I have some unsolicited advice from an armchair engineer to Apple.
Microsoft is planning for the eventual advent of much higher-resolution LCD panels that we currently have. Their next major operating system release will be entirely vector-based, not tied to the pixel or any specific resolution. However, Microsoft’s next release isn’t scheduled until 2006.
Apple already has a vector-based resolution independent user interface that has been maturing for several years. Apple also has control over the hardware (something Microsoft is starting to get right with their Athens PC specs).
Clearly, price is the hurdle in delivery higher resolutions LCD panels – but Apple sells a high-end product to a market that is willing to pay a premium. I think I might be persuaded to buy an Apple if it came with a 17” or 18” display with a 3200 by 1800 pixel resolution (or higher). At that point, text starts to become as readable on screen as it is on the printed page.

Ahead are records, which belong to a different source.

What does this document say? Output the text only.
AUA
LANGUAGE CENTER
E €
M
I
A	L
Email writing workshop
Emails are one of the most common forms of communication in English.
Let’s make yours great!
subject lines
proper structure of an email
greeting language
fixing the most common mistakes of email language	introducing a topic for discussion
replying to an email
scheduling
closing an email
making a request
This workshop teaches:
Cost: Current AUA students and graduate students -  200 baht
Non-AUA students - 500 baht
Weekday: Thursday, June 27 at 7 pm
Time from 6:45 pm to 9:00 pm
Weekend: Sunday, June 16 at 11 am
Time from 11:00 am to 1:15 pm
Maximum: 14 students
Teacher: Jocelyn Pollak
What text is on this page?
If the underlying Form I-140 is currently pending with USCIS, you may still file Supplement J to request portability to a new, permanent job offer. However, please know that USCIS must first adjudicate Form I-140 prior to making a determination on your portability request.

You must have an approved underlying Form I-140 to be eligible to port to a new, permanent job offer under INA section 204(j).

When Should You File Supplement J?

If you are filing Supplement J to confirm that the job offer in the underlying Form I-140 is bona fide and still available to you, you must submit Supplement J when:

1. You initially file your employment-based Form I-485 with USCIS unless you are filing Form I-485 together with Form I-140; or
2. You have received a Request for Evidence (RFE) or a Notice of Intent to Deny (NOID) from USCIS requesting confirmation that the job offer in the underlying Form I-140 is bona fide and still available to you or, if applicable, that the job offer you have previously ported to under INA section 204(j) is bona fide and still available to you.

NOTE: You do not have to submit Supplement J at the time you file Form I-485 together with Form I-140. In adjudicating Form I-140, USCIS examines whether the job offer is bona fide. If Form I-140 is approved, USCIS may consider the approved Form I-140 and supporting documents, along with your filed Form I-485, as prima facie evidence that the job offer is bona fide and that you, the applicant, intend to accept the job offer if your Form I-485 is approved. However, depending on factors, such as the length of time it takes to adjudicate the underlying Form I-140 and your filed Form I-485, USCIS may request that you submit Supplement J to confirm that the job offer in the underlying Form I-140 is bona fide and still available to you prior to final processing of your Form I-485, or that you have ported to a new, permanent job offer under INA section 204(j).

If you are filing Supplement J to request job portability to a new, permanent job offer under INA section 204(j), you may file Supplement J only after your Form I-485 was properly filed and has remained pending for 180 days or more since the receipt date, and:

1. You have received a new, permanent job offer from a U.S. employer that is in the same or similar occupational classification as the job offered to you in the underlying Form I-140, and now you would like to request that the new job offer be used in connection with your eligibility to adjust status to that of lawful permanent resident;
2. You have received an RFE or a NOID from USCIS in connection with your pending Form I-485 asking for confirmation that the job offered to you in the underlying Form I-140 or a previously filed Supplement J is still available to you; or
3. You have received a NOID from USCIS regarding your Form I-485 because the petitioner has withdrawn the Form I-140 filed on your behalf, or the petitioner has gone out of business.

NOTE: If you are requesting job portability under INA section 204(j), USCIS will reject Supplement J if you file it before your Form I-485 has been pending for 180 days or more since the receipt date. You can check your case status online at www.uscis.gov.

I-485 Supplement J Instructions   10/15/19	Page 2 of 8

One issue that they would have to deal with if they did jump to a resolution like that is those elements that are inevitably pixel-based. While the primary user interface controls are scalable, some applications would surely have some pixel-based elements implemented.
The most important pixel-based element would be the web. While good CSS and web fonts would thrive in a high-res environment, our trusty GIFs, PNGs, JPEGs, and any pixel-specified fonts or CSS elements would be minuscule. On a 200dpi screen 12-pixel Times New Roman would be less than 1/16th-inch tall.
Perhaps a high-resolution aware web browser could scale the page elements up to a reasonable size. Of course, quality would suffer but if your resolution takes a large enough jump, you could double the size of web graphics and things would look at least as good as they do on our 2003 screens.
I could hack together my own setup right now. IBM is selling a 22” LCD with a native resolution of 3840×2400 ($7,500USD as of this writing). A graphics card (or several graphics cards) to power that kind of resolution would also cost a premium. Even then, I’d be stuck running operating systems that might let me scale the font size up, but a typical website (800 pixels wide) would only be about 4½” wide. I’d also have to get a much better digital camera.
Apple is in a position to pull together the hardware (LCD and graphics card) and software (OS X with Quartz + website magnification in their own Safari browser). If they could pull it off for an anywhere reasonable price (maybe $6,000 for a computer and screen), they would take a giant leap ahead of any other platform.